The Pathfinder is a 1952 American adventure historical Western film directed by Sidney Salkow and starring George Montgomery, Helena Carter and Jay Silverheels. It is based on the 1840 novel The Pathfinder by James Fenimore Cooper and was produced by Sam Katzman for Columbia Pictures.

==Plot==
At the beginning of the French and Indian War in 1754, the Mingo Indians allied to the French massacre the Mohican tribe allied to British. Pathfinder and Chingachgook discover the only survivor, a child named Uncas. Angered that the British did not protect their allies the Mohicans, Pathfinder gains entry to the British fort and threatens the Scottish commander Colonel Duncannon until it is discovered that the British were unaware due to a Mohican messenger being killed before he could bring the news.

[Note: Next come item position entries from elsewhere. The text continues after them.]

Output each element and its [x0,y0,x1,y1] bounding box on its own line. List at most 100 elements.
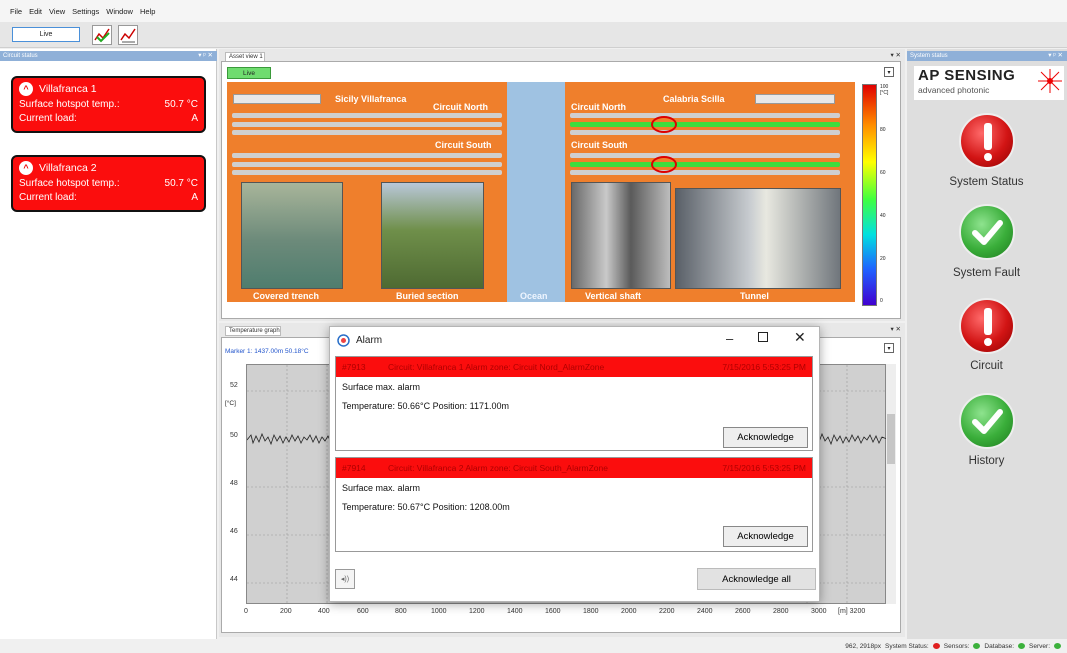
server-dot-icon [1054,643,1061,649]
alarm-time: 7/15/2016 5:53:25 PM [722,362,806,372]
x-tick: 1800 [583,608,599,615]
graph-check-icon [94,28,110,43]
x-tick: 1600 [545,608,561,615]
y-tick: 52 [230,382,238,389]
x-tick: 2200 [659,608,675,615]
circuit-card-villafranca-1[interactable]: ^ Villafranca 1 Surface hotspot temp.: 50.… [11,76,206,133]
alarm-type: Surface max. alarm [342,483,421,493]
system-status-label: System Status [949,176,1024,188]
tunnel-photo [675,188,841,289]
circuit-error-icon[interactable] [959,298,1015,354]
cable-bar [232,113,502,118]
maximize-icon[interactable] [758,332,768,342]
tunnel-label: Tunnel [740,291,769,301]
scale-tick: 60 [880,170,886,176]
chevron-up-icon[interactable]: ^ [19,161,33,175]
asset-view-canvas: Live ▾ Sicily Villafranca Circuit North … [221,61,901,319]
x-tick: 2000 [621,608,637,615]
system-status-dot-icon [932,643,940,649]
menu-window[interactable]: Window [106,7,133,16]
sound-mute-button[interactable]: ◂)) [335,569,355,589]
menu-file[interactable]: File [10,7,22,16]
alarm-detail: Temperature: 50.67°C Position: 1208.00m [342,502,510,512]
panel-close-icon[interactable]: ▾ ᵖ ✕ [198,51,213,59]
acknowledge-button[interactable]: Acknowledge [723,526,808,547]
cable-bar [570,170,840,175]
alarm-entry: #7913 Circuit: Villafranca 1 Alarm zone:… [335,356,813,451]
alarm-detail: Temperature: 50.66°C Position: 1171.00m [342,401,510,411]
laser-burst-icon [1038,69,1062,93]
brand-logo: AP SENSING advanced photonic [914,66,1064,100]
circuit-card-villafranca-2[interactable]: ^ Villafranca 2 Surface hotspot temp.: 50.… [11,155,206,212]
menu-settings[interactable]: Settings [72,7,99,16]
history-ok-icon[interactable] [959,393,1015,449]
x-tick: 1000 [431,608,447,615]
graph-check-button[interactable] [92,25,112,45]
system-fault-ok-icon[interactable] [959,204,1015,260]
circuit-status-title: Circuit status ▾ ᵖ ✕ [0,51,217,61]
graph-alert-icon [120,28,136,43]
buried-section-label: Buried section [396,291,459,301]
sensor-device-icon [755,94,835,104]
hotspot-value: 50.7 °C [164,178,198,189]
temperature-graph-tab[interactable]: Temperature graph [225,326,281,336]
calabria-circuit-south: Circuit South [571,140,628,150]
system-status-error-icon[interactable] [959,113,1015,169]
live-badge[interactable]: Live [227,67,271,79]
system-status-indicator-label: System Status: [885,642,929,650]
vertical-scrollbar[interactable] [886,364,896,604]
x-tick: 800 [395,608,407,615]
panel-close-icon[interactable]: ▾ ᵖ ✕ [1048,51,1063,59]
x-axis-ticks: 0 200 400 600 800 1000 1200 1400 1600 18… [240,608,900,618]
close-icon[interactable]: ✕ [794,329,806,346]
alarm-type: Surface max. alarm [342,382,421,392]
menu-view[interactable]: View [49,7,65,16]
sicily-area: Sicily Villafranca Circuit North Circuit… [227,82,507,302]
graph-close-icon[interactable]: ▾ ✕ [890,325,901,333]
menu-bar: File Edit View Settings Window Help [0,0,1067,22]
scale-tick: 0 [880,298,883,304]
alarm-title: Alarm [356,334,383,346]
scrollbar-thumb[interactable] [887,414,895,464]
marker-readout: Marker 1: 1437.00m 50.18°C [225,348,309,355]
circuit-label: Circuit [970,360,1003,372]
x-tick: 0 [244,608,248,615]
vertical-shaft-label: Vertical shaft [585,291,642,301]
system-status-title: System status ▾ ᵖ ✕ [907,51,1067,61]
alarm-app-icon [337,333,350,347]
acknowledge-button[interactable]: Acknowledge [723,427,808,448]
calabria-area: Calabria Scilla Circuit North Circuit So… [565,82,855,302]
hotspot-marker-icon[interactable] [651,156,677,173]
load-label: Current load: [19,192,77,203]
alarm-id: #7913 [342,362,366,372]
vertical-shaft-photo [571,182,671,289]
calabria-title: Calabria Scilla [663,94,725,104]
x-tick: 1400 [507,608,523,615]
cable-bar [570,130,840,135]
minimize-icon[interactable]: – [726,331,733,346]
mode-select[interactable]: Live [12,27,80,42]
cable-bar [232,162,502,167]
system-status-title-text: System status [910,53,948,59]
asset-view-close-icon[interactable]: ▾ ✕ [890,51,901,59]
x-tick: 400 [318,608,330,615]
graph-alert-button[interactable] [118,25,138,45]
dropdown-icon[interactable]: ▾ [884,343,894,353]
cursor-coords: 962, 2918px [845,642,882,650]
brand-subtitle: advanced photonic [918,85,990,95]
covered-trench-label: Covered trench [253,291,320,301]
dropdown-icon[interactable]: ▾ [884,67,894,77]
hotspot-value: 50.7 °C [164,99,198,110]
acknowledge-all-button[interactable]: Acknowledge all [697,568,816,590]
sensors-indicator-label: Sensors: [943,642,970,650]
hotspot-marker-icon[interactable] [651,116,677,133]
load-unit: A [191,192,198,203]
alarm-dialog: Alarm – ✕ #7913 Circuit: Villafranca 1 A… [329,326,820,602]
alarm-id: #7914 [342,463,366,473]
x-tick: 2400 [697,608,713,615]
database-indicator-label: Database: [984,642,1015,650]
menu-help[interactable]: Help [140,7,155,16]
chevron-up-icon[interactable]: ^ [19,82,33,96]
menu-edit[interactable]: Edit [29,7,42,16]
history-label: History [968,455,1005,467]
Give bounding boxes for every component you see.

Colonel Duncannon enlists Pathfinder and Chingachgook to spy for the British by posing as French sympathisers. When Pathfinder says they would not be able to discover the plans of the French as they do not speak their language the Colonel assigns Alison, a fluent French speaker to them. Pathfinder is dismayed that Alison is a woman but she earns her place by killing a Mingo with a pistol and infiltrating French society when they arrive at the French fort. Alison discovers that the French have built a road along a mountain pass bringing supplies to the main French port that has a harbour for ships. Blowing up the mountain road with black powder would deny supplies to the French fort meaning all their smaller outposts would fall to the British due to a scarcity of provisions.

Alison came to the North American colonies to marry an English Captain who disgraced himself through alcoholism. She unexpectedly meets him again as he has turned renegade, married a Mingo princess and has a commission in the French army.

Pathfinder and Chingachgook find out that the French commander has all his plans of defense in his office, so they create a distraction for the soldiers, and sneak into the office. They find the plans, and Chingachgook sneaks out of the window with the plans. But then the English renegade catches Pathfinder and denounces he and Alison as spies, and they are sentenced to be shot at dawn.

At dawn, Pathfinder escapes from his cell, as Chingachgook arrives with British soldiers who attack the fort and force the French to surrender.

==Cast==
- George Montgomery as Pathfinder
- Helena Carter as Welcome Alison
- Jay Silverheels as Chingachgook
- Walter Kingsford Col. Duncannon
- Rodd Redwing as Chief Arrowhead
- Stephen Bekassy as Col. Brasseau
- Elena Verdugo as Lokawa
- Bruce Lester as Capt. Clint Bradford
- Chief Yowlachie as Eagle Feather
- Lyle Talbot as French Ship Captain

==Production==
Helena Carter had just made The Golden Horde for Katzman.